In investigating the difference between the various scenarios is was found:
Around this point it became clear what had been happening and it's related to the way the OS apportions time slices and the time it takes for these windows to close.
- The test code being executed was indeed identical (always worth checking)
- The execution environment of the tests was identical in version
- The developer's machine had 2 CPUs and the virtual machines had 1 CPU among other less obvious differences
On a single core machine time slices are doled out to the many tasks on the machine in a pre-emptive manner in order to achieve multi-tasking. Of course this is going on with the processes of TestComplete and the application under test; on single core it's something like 5 ms of TestComplete then 5 ms of the application, plus change for vital tasks the operating system has to perform like passing messages between applications. With so much time (?! - really!) when an application effectively has the machine to itself it's easy to see how an action initiated by TestComplete can be entirely completed when the application under test gets its time slice. Although there is a race condition in the test script code, having a single core "forces a winner" which results in correct operation for a large proportion of the time.
On multiple cores the race condition can be exposed and if in fact highly likely to be exposed: TestComplete goes through all the open forms and directs them to close; the application under test, having another core to run on starts to do this immediately; TestComplete then repeats the order to the forms to close; some of the forms being in process of closing down, this is an error and is raised as such in the test script.
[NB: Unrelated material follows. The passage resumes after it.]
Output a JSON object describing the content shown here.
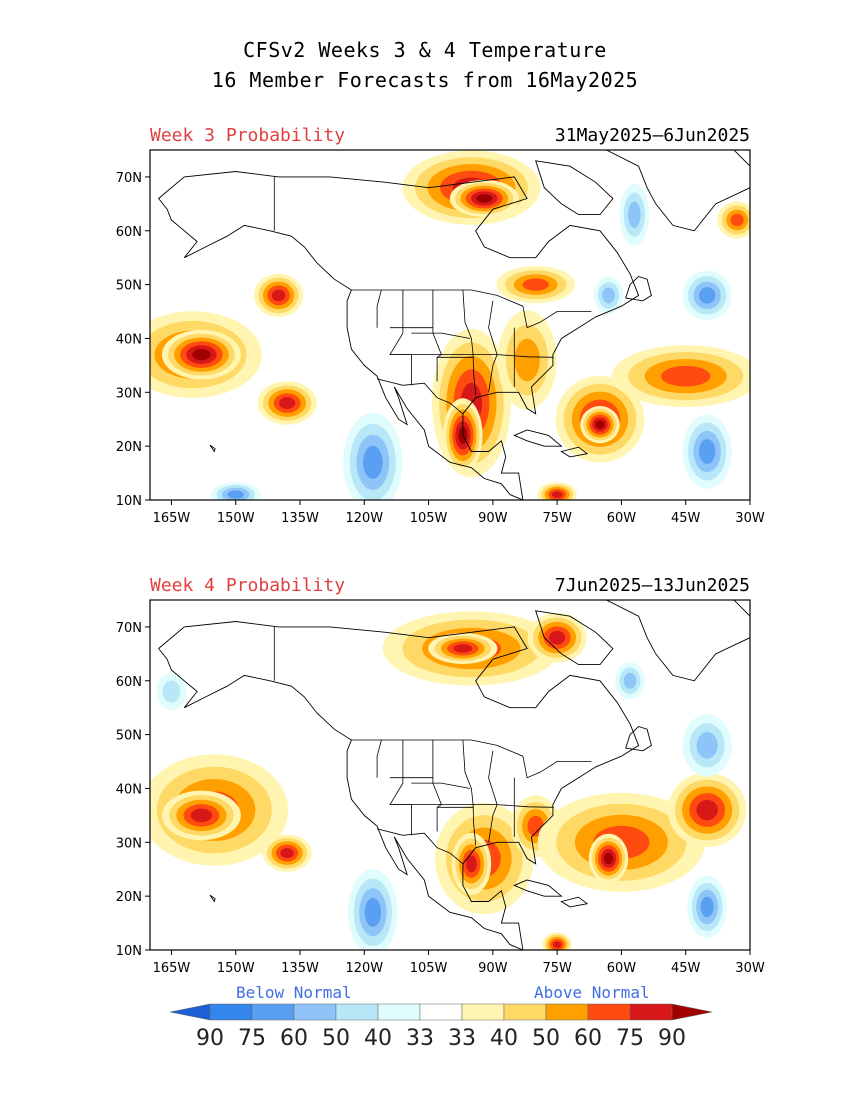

The cure should be fairly obvious: remove the superfluous code that closes all windows; as it turns out the problem code was due to a copy and paste when it should have been a cut and paste.
The Moral of the Story
There are several:
In this case is seemed natural to assume that what TestComplete presents as happening as being the exact case. Namely the script directs the application windows to close and they close without issue; in this view, what could be incorrect in performing the same logically flawless operation twice? If all the windows closed, then closing zero windows is wasteful but not incorrect.
- when coding, use source control to review what you've been doing and make sure all the code you've been moving around has moved to the right places and also removed from the original places.
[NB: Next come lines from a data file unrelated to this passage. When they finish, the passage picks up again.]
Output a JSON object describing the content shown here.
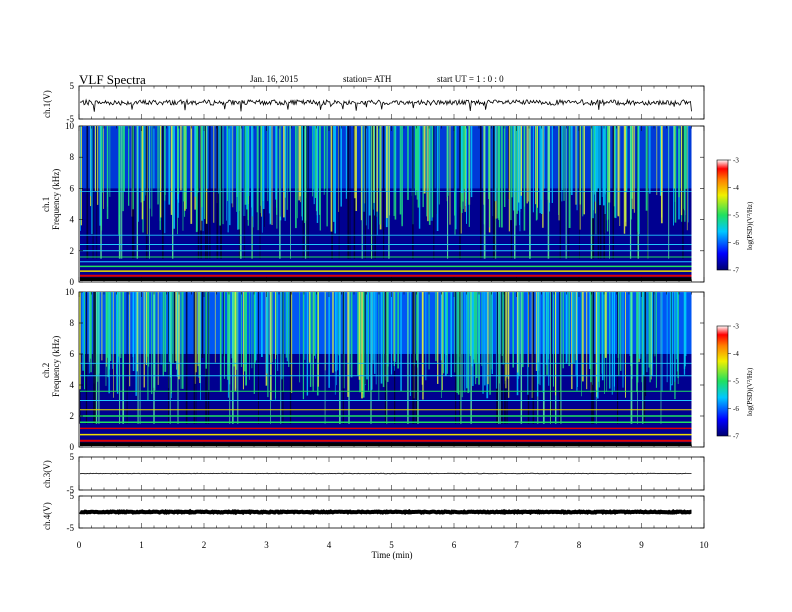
{
  "header": {
    "title": "VLF  Spectra",
    "date": "Jan. 16, 2015",
    "station": "station= ATH",
    "start_ut": "start  UT  =   1  : 0  : 0"
  },
  "colors": {
    "spectrogram_base": "#000090",
    "line_red": "#e00000",
    "line_green": "#20e060",
    "line_yellow": "#f0e000",
    "line_cyan": "#20c8ff",
    "trace": "#000000"
  },
  "chart_data": [
    {
      "type": "line",
      "panel": "ch.1",
      "ylabel": "ch.1(V)",
      "ylim": [
        -5,
        5
      ],
      "yticks": [
        "5",
        "-5"
      ],
      "series": [
        {
          "name": "ch.1",
          "baseline": 0,
          "amplitude": 0.8
        }
      ]
    },
    {
      "type": "heatmap",
      "panel": "ch.1",
      "ylabel": "ch.1\nFrequency (kHz)",
      "ylim": [
        0,
        10
      ],
      "yticks": [
        "0",
        "2",
        "4",
        "6",
        "8",
        "10"
      ],
      "colorbar": {
        "label": "log(PSD)(V²/Hz)",
        "ticks": [
          "-3",
          "-4",
          "-5",
          "-6",
          "-7"
        ],
        "range": [
          -7,
          -3
        ]
      }
    },
    {
      "type": "heatmap",
      "panel": "ch.2",
      "ylabel": "ch.2\nFrequency (kHz)",
      "ylim": [
        0,
        10
      ],
      "yticks": [
        "0",
        "2",
        "4",
        "6",
        "8",
        "10"
      ],
      "colorbar": {
        "label": "log(PSD)(V²/Hz)",
        "ticks": [
          "-3",
          "-4",
          "-5",
          "-6",
          "-7"
        ],
        "range": [
          -7,
          -3
        ]
      }
    },
    {
      "type": "line",
      "panel": "ch.3",
      "ylabel": "ch.3(V)",
      "ylim": [
        -5,
        5
      ],
      "yticks": [
        "5",
        "-5"
      ],
      "series": [
        {
          "name": "ch.3",
          "baseline": 0,
          "amplitude": 0.1
        }
      ]
    },
    {
      "type": "line",
      "panel": "ch.4",
      "ylabel": "ch.4(V)",
      "ylim": [
        -5,
        5
      ],
      "yticks": [
        "5",
        "-5"
      ],
      "series": [
        {
          "name": "ch.4",
          "baseline": 0,
          "amplitude": 0.15
        }
      ]
    }
  ],
  "x_axis": {
    "label": "Time  (min)",
    "xlim": [
      0,
      10
    ],
    "ticks": [
      "0",
      "1",
      "2",
      "3",
      "4",
      "5",
      "6",
      "7",
      "8",
      "9",
      "10"
    ],
    "data_end": 9.8
  }
}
- when debugging a problem related to concurrency there are some watchwords that developers are very familiar with:
- assume nothing about the sequence of events of concurrent processes, which can be done by considering
- what happens when everything happens in the order you expect
- what happens when nothing happens in the order you expect
Since we know the reality is not that simple and the window closing process was initiated and then it was attempted again on windows that were already closing it is easy to see how it is incorrect to tell a window to close twice. At best it might ignore the request, at worst it may be literally unable to respond to the request.
Hopefully this simple example has illustrated a vital issue in the testing of complex applications and the development of test scripts and in the future when a similar issue crops up the same checklist will help uncover the root cause quickly:
- Discover what parameters are varied between the situations
- Examine what is setting up the conditions to reproduce the fault
- Desk-check the code by working through it logically to confirm your understanding
- Don't panic: if you are presented with a working scenario and a broken scenario you are being handed the conditions for success on a plate, albeit a little obliquely and with some user assembly required.